Elsewhere, he expands on these theories, like in “Feed the Fire,” wherein his need for stardom is the same flame that will eventually consume him, and on “I Can’t Love,” which—without cynicism—celebrates the new love he’s found with his fiancée, actress Mandy Moore. “And ‘Greatest Invention’ is a swan song to an image of a woman that never existed,” he says. “And the whole record is about where we’re living, how dark I might feel about it, and then finding some sort of purpose and some sort of meaning in a connection with just one person.”
A sweeping agenda for one meat-and-potatoes California rock recording. But Goldsmith simply seems to aim a few degrees higher than most of his peers.
Paste: You have to be congratulated on two specific things. The first being that you actually made it to the top of Mt. Kilimanjaro with your fiancée Mandy Moore this year, since it was the top of her lifelong bucket list.
Taylor Goldsmith: Yeah, and it’s funny, because that wasn’t really a dream of mine. I wasn’t a thrill seeker in that kind of way. I mean, I love the thrill of getting onstage and everything. But the idea of pushing my body to its limits was never a taste of mine. But in doing so, it really taught me a lot about the Earth itself. When we started it, when we were in Tanzania driving up o the mountain, she actually got emotional as we first saw the mountain. Tears came to her eyes, and it was a really big moment for her. And I couldn’t help thinking, “Why is that not happening to me?
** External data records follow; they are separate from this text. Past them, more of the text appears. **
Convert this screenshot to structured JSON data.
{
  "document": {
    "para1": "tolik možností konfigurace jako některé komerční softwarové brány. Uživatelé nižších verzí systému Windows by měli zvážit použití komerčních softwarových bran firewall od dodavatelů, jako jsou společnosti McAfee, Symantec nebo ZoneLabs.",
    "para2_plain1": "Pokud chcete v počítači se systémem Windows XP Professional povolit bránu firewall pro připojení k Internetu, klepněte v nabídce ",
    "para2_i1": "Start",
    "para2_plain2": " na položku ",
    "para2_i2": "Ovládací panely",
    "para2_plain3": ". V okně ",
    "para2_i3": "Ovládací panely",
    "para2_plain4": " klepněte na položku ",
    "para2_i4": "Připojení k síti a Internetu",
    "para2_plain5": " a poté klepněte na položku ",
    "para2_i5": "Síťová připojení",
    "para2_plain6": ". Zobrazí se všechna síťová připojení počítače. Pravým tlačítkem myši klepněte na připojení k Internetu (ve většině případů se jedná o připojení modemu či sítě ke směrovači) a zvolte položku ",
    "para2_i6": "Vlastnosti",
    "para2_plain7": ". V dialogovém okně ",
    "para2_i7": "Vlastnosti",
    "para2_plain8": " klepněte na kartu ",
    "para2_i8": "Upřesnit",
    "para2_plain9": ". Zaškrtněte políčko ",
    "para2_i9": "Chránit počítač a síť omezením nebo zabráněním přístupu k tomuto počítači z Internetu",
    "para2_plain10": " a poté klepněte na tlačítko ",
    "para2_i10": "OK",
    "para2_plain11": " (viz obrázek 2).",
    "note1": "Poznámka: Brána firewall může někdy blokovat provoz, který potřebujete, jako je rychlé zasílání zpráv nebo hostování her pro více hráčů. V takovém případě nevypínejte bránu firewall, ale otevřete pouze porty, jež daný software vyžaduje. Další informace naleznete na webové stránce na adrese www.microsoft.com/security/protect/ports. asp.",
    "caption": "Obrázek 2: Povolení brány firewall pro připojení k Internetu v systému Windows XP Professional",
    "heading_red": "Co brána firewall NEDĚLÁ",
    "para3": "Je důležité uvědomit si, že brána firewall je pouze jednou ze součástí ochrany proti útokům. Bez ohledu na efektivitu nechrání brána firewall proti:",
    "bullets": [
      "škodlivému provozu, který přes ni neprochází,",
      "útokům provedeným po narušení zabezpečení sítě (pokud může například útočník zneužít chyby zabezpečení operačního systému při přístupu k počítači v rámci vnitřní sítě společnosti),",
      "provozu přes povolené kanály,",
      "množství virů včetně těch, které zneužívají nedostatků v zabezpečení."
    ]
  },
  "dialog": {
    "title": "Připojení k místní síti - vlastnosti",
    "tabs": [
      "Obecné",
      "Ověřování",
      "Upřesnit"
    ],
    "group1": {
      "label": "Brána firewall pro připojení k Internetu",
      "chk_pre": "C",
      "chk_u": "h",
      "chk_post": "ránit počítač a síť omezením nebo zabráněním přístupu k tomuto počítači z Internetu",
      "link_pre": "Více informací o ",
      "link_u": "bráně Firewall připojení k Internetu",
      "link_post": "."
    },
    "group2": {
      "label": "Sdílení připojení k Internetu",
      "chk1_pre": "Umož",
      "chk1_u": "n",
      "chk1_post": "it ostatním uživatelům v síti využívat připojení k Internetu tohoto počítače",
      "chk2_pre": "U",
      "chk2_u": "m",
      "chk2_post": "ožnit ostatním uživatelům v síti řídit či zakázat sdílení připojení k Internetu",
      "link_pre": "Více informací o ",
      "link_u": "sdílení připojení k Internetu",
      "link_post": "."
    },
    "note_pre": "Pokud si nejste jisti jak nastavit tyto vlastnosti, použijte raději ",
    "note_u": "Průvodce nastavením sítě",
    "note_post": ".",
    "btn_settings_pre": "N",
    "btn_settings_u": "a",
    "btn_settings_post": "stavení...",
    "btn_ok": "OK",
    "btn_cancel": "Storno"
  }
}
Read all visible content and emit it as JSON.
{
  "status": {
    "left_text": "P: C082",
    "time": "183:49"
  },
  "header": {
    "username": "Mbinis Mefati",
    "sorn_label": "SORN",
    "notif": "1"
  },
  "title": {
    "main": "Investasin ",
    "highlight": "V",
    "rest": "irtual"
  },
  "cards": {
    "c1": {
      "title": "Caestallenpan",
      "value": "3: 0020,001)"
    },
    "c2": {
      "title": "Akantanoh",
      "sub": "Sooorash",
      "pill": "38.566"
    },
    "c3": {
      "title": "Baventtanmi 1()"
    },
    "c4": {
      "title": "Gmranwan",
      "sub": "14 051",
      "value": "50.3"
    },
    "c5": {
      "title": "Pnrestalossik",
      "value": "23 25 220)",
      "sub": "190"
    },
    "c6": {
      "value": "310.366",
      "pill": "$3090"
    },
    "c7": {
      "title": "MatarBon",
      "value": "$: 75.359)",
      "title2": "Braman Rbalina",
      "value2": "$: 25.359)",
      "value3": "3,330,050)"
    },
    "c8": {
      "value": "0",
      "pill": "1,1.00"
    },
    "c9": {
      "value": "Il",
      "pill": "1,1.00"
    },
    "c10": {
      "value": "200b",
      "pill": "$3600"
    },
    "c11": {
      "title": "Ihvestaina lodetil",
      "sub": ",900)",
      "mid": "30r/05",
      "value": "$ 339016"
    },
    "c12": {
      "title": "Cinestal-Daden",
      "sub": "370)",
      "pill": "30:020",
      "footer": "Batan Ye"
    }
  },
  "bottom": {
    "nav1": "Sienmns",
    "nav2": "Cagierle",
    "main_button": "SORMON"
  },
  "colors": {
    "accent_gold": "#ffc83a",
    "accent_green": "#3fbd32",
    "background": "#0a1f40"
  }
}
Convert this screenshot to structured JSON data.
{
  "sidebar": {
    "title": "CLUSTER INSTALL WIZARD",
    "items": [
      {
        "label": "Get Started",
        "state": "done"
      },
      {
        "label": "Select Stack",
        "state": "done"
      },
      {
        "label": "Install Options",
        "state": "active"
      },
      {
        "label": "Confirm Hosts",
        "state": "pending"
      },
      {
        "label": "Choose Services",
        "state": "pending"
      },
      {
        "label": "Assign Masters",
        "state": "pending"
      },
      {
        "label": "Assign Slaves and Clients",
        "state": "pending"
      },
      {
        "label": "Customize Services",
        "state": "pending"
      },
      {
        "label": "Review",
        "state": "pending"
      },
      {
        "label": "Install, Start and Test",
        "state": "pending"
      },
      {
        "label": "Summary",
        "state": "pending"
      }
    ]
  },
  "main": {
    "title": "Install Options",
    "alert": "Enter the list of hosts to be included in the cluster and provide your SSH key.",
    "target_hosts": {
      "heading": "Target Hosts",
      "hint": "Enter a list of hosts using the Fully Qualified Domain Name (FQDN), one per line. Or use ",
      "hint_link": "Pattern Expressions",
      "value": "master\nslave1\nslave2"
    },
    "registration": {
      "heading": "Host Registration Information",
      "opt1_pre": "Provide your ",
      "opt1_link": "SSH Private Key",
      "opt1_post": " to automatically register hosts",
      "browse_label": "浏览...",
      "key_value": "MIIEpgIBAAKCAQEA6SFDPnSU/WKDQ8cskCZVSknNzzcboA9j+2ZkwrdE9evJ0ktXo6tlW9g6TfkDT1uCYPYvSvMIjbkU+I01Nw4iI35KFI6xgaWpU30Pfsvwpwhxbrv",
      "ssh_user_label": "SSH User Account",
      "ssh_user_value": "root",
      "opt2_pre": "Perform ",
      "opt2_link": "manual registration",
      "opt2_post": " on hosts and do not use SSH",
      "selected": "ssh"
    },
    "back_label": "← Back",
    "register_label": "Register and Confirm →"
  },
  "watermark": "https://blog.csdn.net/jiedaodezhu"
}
Do I have the wrong outlook? The wrong relationship with nature? Am I going to fucking die up here because I didn’t respect it enough, because I wasn’t humbled in that same way?” It was really funny, looking back. But as it went on, I learned to respect and appreciate and to be in awe of what was going on. To get to the top of that mountain, it was the first time I’ve ever felt that I’d actually achieved something I set out to do that was really fucking hard.
Paste: So what’s on your bucket list, then?
Goldsmith: Ha! I consider myself an open-minded person, relatively, and an ambitious person, relatively. But for me, it’s always been really creatively focused. I want to say maybe I’m selling myself short a little bit. But for me, the bucket list stuff is more like, I want to release a 20th album under the name Dawes. It’s always come back around to the music, and that’s cool, and I stand by that. But Kilimanjaro definitely taught me that there’s a little more to life.